Nx Workspace Patterns provides production-grade configuration patterns and best practices for Nx monorepos. It helps developers efficiently manage multi-application projects, optimize build caching, enforce module boundaries, and accelerate CI/CD workflows through affected commands.

Use Cases

1. Setting Up a New Nx Workspace


When you need to create an Nx monorepo project from scratch, this skill offers end-to-end architectural guidance, including apps/libs directory planning, defining project tags, and the core configuration in nx.json. It covers workspace initialization for multiple stacks such as React, Angular, and Node.js.

2. Configuring Project Boundaries and Dependency Rules


As your team grows and your codebase becomes more complex, enforce architectural constraints using module boundary rules. Define library type tags such as type:feature, type:ui, and type:data-access to prevent circular dependencies and keep code dependency relationships clear and controllable.

3. Optimizing CI Pipelines and Build Cache


When CI time becomes too long and impacts development efficiency, use affected commands to only test and build changed projects. Combined with Nx Cloud or self-hosted remote caching, this can significantly reduce CI duration and improve delivery speed.

Core Features

1. Workspace Architecture Design


Provides a standardized Nx workspace directory structure template, including apps (deployable applications), libs (shared libraries), and tools (custom executors and generators). Defines five core library types: feature (business logic), ui (presentation components), data-access (data access), util (utility functions), and shell (application startup) to keep responsibilities clear.

2. Enforced Module Boundaries


Uses the ESLint plugin enforce-module-boundaries to enforce dependency constraints at the code level. For example: type:app can only depend on libraries of types feature/ui/data-access/util, and type:util cannot depend on any other library type. Works with project tags (e.g., scope:web/api/shared) to govern architecture across dimensions.

3. Cache and CI Optimization


Configures cacheable operations (build, lint, test, e2e). Use namedInputs to precisely control cache invalidation conditions. Integrates CI templates for GitHub Actions, runs tasks in parallel using nx affected commands, and supports Nx Cloud remote caching as well as an AWS S3 self-hosted caching setup.

Frequently Asked Questions

What is an Nx monorepo? Is it suitable for my project?


Nx is a build system designed specifically for monorepos (single repositories). It allows you to manage multiple applications and shared libraries within one repo. If your team has multiple related frontend projects, a shared UI component library, or needs a unified CI/CD workflow, Nx can significantly improve development efficiency. Compared with Lerna or Turborepo, Nx offers stronger dependency graph analysis and intelligent caching.

How do I configure Nx module boundary rules?

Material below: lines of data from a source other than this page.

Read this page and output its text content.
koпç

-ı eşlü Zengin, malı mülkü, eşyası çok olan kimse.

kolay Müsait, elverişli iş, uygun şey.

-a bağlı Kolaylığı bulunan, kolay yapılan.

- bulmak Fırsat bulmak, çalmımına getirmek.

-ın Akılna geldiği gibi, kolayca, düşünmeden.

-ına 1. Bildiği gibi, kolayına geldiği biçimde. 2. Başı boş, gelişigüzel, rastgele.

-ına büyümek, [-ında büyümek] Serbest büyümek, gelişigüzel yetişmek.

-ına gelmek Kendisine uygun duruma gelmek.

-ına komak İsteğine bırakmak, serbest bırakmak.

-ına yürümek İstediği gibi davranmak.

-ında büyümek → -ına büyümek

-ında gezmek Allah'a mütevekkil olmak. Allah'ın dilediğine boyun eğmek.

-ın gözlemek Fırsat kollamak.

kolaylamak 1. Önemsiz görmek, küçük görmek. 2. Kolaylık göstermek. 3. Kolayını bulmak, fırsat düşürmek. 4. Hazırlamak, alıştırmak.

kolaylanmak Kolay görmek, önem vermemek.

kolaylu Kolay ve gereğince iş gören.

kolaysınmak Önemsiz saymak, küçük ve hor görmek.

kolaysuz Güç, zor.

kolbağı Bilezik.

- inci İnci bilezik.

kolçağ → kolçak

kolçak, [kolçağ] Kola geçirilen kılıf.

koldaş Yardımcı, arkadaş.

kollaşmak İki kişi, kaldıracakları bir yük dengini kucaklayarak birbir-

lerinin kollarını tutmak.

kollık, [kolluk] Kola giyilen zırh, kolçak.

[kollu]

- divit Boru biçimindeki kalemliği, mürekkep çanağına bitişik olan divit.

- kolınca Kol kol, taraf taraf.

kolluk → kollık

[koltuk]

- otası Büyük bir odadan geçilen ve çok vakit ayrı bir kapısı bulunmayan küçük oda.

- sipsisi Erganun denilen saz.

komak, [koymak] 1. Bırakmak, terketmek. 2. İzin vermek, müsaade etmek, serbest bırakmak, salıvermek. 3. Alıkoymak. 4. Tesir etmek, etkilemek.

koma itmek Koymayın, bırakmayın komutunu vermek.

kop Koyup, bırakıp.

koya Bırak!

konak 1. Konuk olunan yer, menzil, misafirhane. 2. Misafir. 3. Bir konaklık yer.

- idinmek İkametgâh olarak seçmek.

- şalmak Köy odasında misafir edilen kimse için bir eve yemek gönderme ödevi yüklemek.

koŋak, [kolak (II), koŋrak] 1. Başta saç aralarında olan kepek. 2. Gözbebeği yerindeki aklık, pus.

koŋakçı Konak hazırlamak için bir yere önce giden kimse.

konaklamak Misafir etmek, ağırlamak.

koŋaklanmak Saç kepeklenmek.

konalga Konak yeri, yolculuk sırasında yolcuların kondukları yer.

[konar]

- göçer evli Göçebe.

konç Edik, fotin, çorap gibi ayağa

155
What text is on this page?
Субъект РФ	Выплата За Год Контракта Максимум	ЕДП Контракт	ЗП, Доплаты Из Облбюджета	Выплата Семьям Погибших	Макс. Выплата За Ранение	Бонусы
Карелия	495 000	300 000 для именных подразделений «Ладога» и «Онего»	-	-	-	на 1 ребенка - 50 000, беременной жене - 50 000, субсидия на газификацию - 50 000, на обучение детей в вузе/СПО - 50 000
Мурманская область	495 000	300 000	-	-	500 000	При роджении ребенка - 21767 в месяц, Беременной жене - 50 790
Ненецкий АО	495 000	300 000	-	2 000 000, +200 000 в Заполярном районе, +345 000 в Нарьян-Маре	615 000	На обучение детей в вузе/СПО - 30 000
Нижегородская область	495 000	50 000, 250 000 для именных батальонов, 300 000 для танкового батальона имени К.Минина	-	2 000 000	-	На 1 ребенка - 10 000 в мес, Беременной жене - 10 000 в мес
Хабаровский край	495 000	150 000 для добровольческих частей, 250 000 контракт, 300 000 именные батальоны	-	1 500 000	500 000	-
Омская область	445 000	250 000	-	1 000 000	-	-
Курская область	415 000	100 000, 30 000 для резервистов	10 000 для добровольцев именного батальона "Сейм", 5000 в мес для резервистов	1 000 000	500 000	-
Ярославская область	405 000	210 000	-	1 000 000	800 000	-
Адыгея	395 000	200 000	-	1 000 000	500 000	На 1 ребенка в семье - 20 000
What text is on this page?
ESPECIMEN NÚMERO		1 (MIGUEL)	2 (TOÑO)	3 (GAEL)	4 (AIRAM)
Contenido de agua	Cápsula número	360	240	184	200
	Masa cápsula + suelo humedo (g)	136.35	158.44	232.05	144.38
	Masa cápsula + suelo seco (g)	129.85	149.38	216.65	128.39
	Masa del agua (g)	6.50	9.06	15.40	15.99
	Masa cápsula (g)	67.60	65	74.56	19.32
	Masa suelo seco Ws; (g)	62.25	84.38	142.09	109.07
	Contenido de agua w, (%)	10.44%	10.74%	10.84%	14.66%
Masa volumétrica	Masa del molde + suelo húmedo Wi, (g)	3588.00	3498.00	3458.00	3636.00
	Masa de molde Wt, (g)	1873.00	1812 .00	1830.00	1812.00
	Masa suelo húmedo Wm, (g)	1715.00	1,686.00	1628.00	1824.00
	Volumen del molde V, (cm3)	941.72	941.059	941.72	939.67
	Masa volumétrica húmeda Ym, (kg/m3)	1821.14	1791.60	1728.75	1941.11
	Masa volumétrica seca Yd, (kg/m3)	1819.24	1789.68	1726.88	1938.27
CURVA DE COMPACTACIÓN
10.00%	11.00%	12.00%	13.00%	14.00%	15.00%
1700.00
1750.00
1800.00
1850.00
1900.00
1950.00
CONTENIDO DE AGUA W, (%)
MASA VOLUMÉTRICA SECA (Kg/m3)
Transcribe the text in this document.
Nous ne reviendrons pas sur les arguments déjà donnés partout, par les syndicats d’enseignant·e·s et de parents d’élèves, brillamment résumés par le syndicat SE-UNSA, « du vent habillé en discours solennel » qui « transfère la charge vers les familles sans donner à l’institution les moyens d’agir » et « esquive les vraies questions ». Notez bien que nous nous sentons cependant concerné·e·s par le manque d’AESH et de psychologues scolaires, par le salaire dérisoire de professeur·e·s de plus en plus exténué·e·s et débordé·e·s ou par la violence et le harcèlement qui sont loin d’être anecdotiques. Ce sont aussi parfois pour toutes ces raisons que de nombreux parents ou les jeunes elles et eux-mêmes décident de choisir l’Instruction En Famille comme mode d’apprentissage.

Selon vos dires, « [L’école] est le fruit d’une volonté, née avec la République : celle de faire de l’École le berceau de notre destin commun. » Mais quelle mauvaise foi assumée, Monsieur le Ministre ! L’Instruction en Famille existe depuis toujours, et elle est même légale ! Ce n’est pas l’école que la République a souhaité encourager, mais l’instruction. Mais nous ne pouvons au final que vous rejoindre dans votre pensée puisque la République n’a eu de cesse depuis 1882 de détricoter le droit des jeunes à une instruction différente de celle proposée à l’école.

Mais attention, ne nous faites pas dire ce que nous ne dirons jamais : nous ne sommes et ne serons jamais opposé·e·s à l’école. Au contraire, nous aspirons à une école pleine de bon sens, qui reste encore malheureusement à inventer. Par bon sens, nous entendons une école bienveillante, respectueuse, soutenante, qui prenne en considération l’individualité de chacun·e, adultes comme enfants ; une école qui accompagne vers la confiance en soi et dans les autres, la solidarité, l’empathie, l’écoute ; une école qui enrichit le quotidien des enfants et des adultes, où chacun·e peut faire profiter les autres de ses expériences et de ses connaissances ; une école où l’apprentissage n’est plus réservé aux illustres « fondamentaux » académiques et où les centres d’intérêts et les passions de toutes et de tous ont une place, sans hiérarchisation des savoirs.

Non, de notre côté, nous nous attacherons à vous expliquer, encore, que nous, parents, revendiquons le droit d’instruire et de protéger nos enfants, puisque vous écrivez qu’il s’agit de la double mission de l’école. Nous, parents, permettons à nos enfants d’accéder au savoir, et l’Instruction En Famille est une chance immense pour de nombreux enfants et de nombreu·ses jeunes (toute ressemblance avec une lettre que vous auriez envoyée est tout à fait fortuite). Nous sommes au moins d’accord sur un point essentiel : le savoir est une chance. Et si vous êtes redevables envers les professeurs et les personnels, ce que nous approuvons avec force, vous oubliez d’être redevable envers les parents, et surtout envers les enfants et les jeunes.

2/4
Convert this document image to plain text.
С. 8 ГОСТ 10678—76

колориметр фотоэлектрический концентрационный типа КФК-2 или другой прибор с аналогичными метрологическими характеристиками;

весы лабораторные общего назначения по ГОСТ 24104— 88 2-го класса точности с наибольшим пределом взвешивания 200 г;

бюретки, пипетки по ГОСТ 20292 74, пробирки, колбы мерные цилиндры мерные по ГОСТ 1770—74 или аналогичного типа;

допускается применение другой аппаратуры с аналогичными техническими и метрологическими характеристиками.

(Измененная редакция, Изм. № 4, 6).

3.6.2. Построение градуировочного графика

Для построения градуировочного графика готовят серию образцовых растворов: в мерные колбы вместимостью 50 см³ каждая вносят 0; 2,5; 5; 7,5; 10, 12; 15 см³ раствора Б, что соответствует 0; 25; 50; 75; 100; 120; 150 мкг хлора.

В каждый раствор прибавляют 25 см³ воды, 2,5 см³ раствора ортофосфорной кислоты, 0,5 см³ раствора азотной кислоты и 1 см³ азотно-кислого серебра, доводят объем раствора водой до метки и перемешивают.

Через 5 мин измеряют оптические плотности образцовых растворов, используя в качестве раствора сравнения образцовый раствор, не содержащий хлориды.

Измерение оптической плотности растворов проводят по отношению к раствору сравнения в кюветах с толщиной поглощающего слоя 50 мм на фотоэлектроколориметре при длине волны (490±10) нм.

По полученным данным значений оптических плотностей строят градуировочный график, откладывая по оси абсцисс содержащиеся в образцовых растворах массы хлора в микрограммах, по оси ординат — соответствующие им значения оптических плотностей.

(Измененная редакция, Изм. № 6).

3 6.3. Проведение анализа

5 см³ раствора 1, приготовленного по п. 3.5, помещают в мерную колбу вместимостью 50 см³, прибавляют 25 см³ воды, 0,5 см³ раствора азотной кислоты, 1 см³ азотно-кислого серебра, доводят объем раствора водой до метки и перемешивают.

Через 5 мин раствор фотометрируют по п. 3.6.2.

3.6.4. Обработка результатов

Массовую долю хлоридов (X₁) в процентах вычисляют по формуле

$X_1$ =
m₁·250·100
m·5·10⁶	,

Configure the @nx/enforce-module-boundaries rule in .eslintrc.json at your project root. First, define tags for each project (e.g., type:feature, scope:web), then specify dependency constraints in depConstraints. For example: a project with sourceTag "type:ui" can only depend on libraries with "type:ui" and "type:util". After configuration, ESLint will detect invalid dependency imports in real time during development.

How do Nx affected commands speed up CI?


Conventional CI runs tests and builds for all projects, even if most code hasn’t changed. The nx affected command compares the current branch with a base branch (such as main), and only detects and executes tasks for affected projects. Combined with the --parallel option to run tasks in parallel, it can greatly reduce CI time. For example: npx nx affected -t build --parallel=3 builds only the changed projects and their dependencies.